In Nederland begint in de jaren ‘50 van de vorige eeuw in Utrecht de eerste jenaplanschool. Suus Freudenthal zoekt goed onderwijs voor haar 3 zoons en haar dochter. Ze krijgt in 1952 min of meer toevallig een exemplaar van Petersens ‘Der kleine Jenaplan’ in handen. Dit boekje is in 1927 uitgedeeld op het vierde congres in Locarno. Zij weet Gerrit Hartemink te overtuigen van het concept. Hij is schoolleider van de NHL-school aan de Laan van Nieuw Guinea in Utrecht. Hij besluit de ideeën van Peter Petersen in de praktijk te brengen, met hulp van Suus Freudenthal. Deze school zou je kunnen bestempelen als de eerste jenaplanschool van Nederland. Daarna zijn veel scholen dit voorbeeld gevolgd. 
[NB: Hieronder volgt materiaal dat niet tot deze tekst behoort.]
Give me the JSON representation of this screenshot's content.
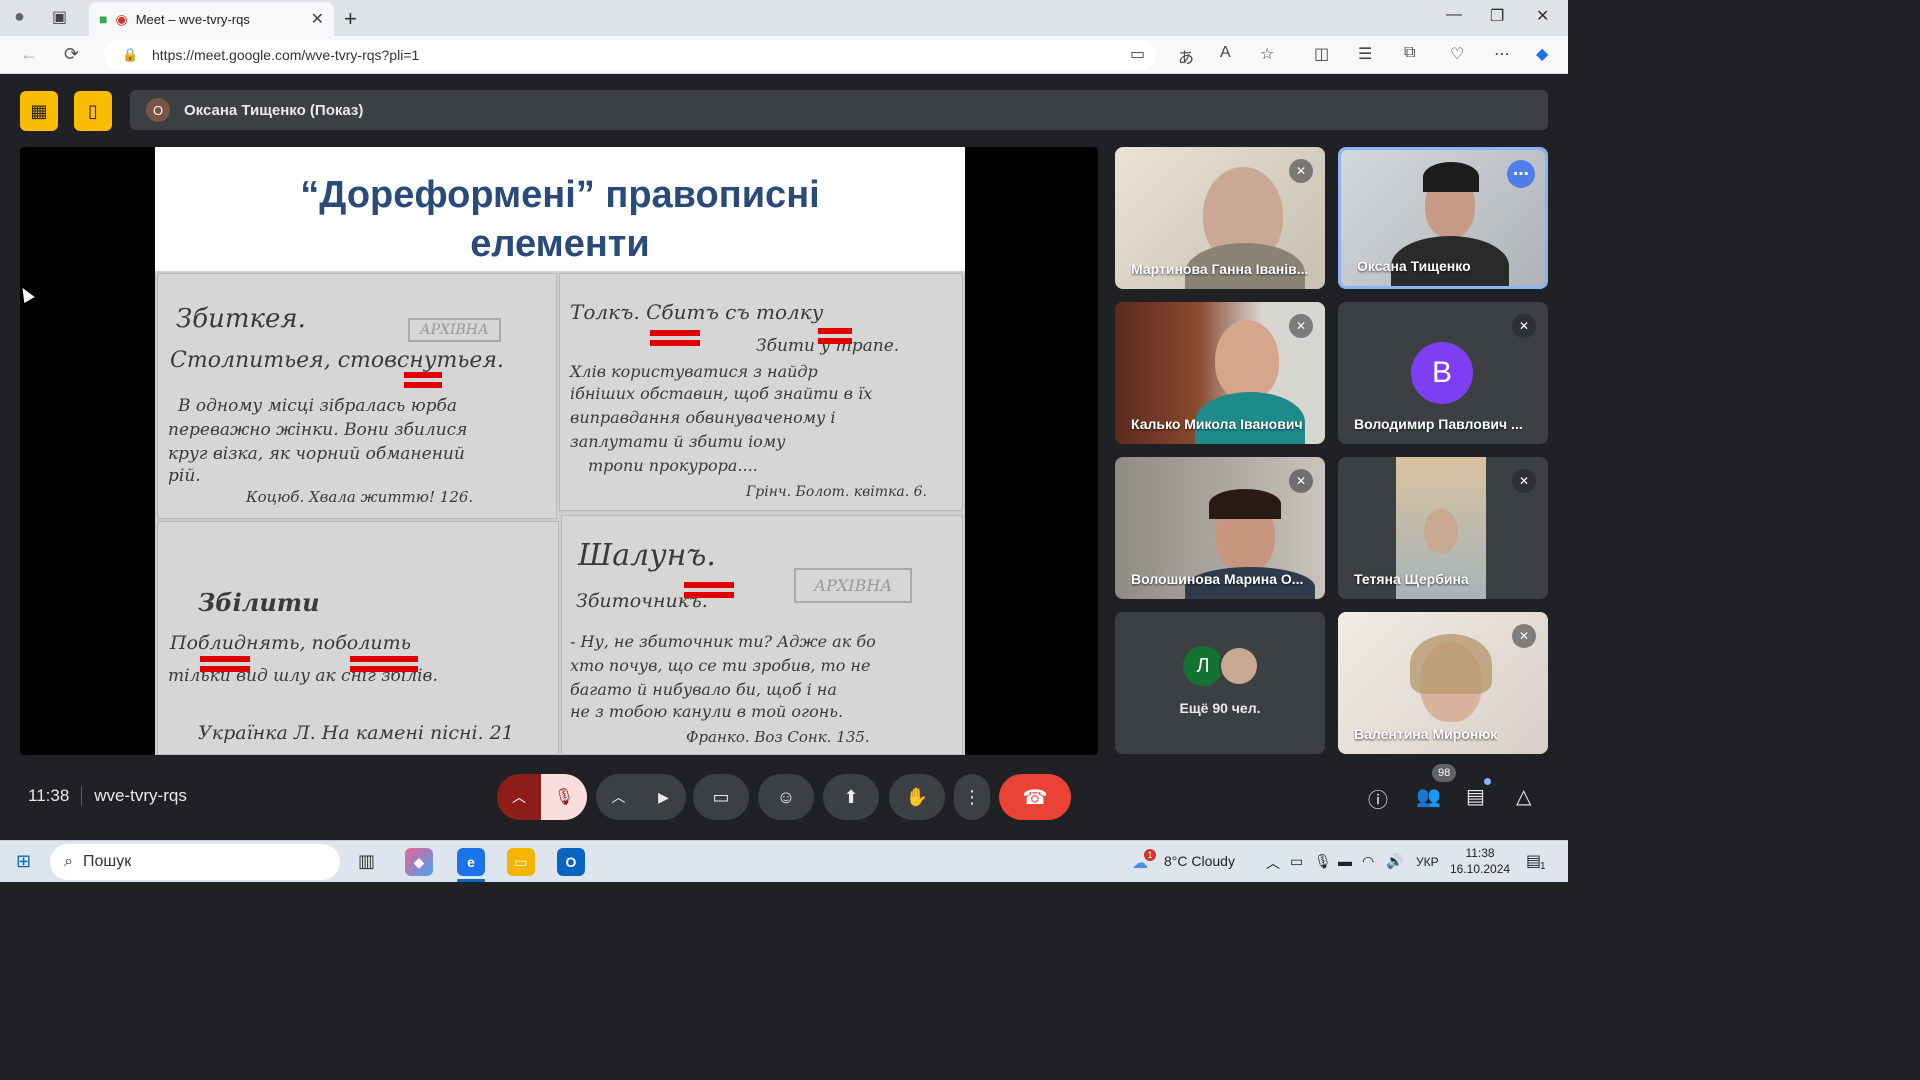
{
  "browser": {
    "tab_title": "Meet – wve-tvry-rqs",
    "url": "https://meet.google.com/wve-tvry-rqs?pli=1"
  },
  "meet": {
    "presenter_initial": "О",
    "presenter_label": "Оксана Тищенко (Показ)",
    "slide": {
      "title_line1": "“Дореформені” правописні",
      "title_line2": "елементи",
      "scan1": {
        "l1": "Збиткея.",
        "l2": "Столпитьея, стовснутьея.",
        "l3": "В одному місці зібралась юрба",
        "l4": "переважно жінки. Вони збилися",
        "l5": "круг візка, як чорний обманений",
        "l6": "рій.",
        "l7": "Коцюб. Хвала життю! 126."
      },
      "scan2": {
        "l1": "Толкъ.   Сбитъ съ толку",
        "l2": "Збити у трапе.",
        "l3": "Хлів користуватися з найдр",
        "l4": "ібніших обставин, щоб знайти в їх",
        "l5": "виправдання обвинуваченому і",
        "l6": "заплутати й збити іому",
        "l7": "тропи прокурора....",
        "l8": "Грінч. Болот. квітка. 6."
      },
      "scan3": {
        "l1": "Збілити",
        "l2": "Поблиднять, поболить",
        "l3": "тільки вид шлу ак сніг збілів.",
        "l4": "Українка Л. На камені пісні. 21"
      },
      "scan4": {
        "l1": "Шалунъ.",
        "l2": "Збиточникъ.",
        "l3": "- Ну, не збиточник ти? Адже ак бо",
        "l4": "хто почув, що се ти зробив, то не",
        "l5": "багато й нибувало би, щоб і на",
        "l6": "не з тобою канули в той огонь.",
        "l7": "Франко. Воз Сонк. 135.",
        "stamp": "АРХІВНА"
      },
      "stamp1": "АРХІВНА"
    },
    "participants": [
      {
        "name": "Мартинова Ганна Іванів..."
      },
      {
        "name": "Оксана Тищенко"
      },
      {
        "name": "Калько Микола Іванович"
      },
      {
        "name": "Володимир Павлович ...",
        "initial": "В"
      },
      {
        "name": "Волошинова Марина О..."
      },
      {
        "name": "Тетяна Щербина"
      },
      {
        "name": "Ещё 90 чел.",
        "initial": "Л"
      },
      {
        "name": "Валентина Миронюк"
      }
    ],
    "time": "11:38",
    "meeting_code": "wve-tvry-rqs",
    "people_count": "98"
  },
  "taskbar": {
    "search_placeholder": "Пошук",
    "weather": "8°C  Cloudy",
    "weather_alert": "1",
    "language": "УКР",
    "clock_time": "11:38",
    "clock_date": "16.10.2024",
    "notifications": "1"
  },
  "colors": {
    "meet_bg": "#202124",
    "tile_bg": "#3c4043",
    "accent_yellow": "#fbbc04",
    "hangup_red": "#ea4335",
    "slide_title": "#2a4a7a",
    "active_border": "#8ab4f8"
  }
}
Maria Montessori werd geboren op 31 augustus 1870 in Italië, vlakbij Rome. Het gezin verhuisde naar Rome waar Maria ging studeren. Dat was in die tijd heel bijzonder: meisjes studeerden immers niet! In 1896 werd Maria Montessori de eerste vrouwelijke arts in Italië. Tussen 1898 en 1904 werkte ze met zeer moeilijk lerende kinderen. Zij kwam tot de overtuiging dat voor deze kinderen pedagogische zorg belangrijker was dan alleen medische zorg. Ze had succes met haar methode en paste deze ook met succes toe in het gewone onderwijs. Later ging ze psychologie en pedagogiek studeren. In 1907 stichtte zij haar eerste ‘Casa de Bambini’. Zij koos bewust voor het woord casa' (huis), en niet voor de term 'school'. Gebaseerd op de ervaringen in de omgang met kinderen, ontwikkelde Maria Montessori haar onderwijskundige methode. Door haar succes ontstond wereldwijde belangstelling voor haar onderwijs-kundige principes, die in montessorischolen worden toegepast. Vanaf 1911 concentreerde zij zich helemaal op de verdere uitwerking en verspreiding van haar pedagogische principes. Zij reisde over de hele wereld en vestigde zich uiteindelijk in Nederland. Zij schreef diverse werken en publicaties en gaf lezingen. Zij overleed in Noordwijk op 6 mei 1952.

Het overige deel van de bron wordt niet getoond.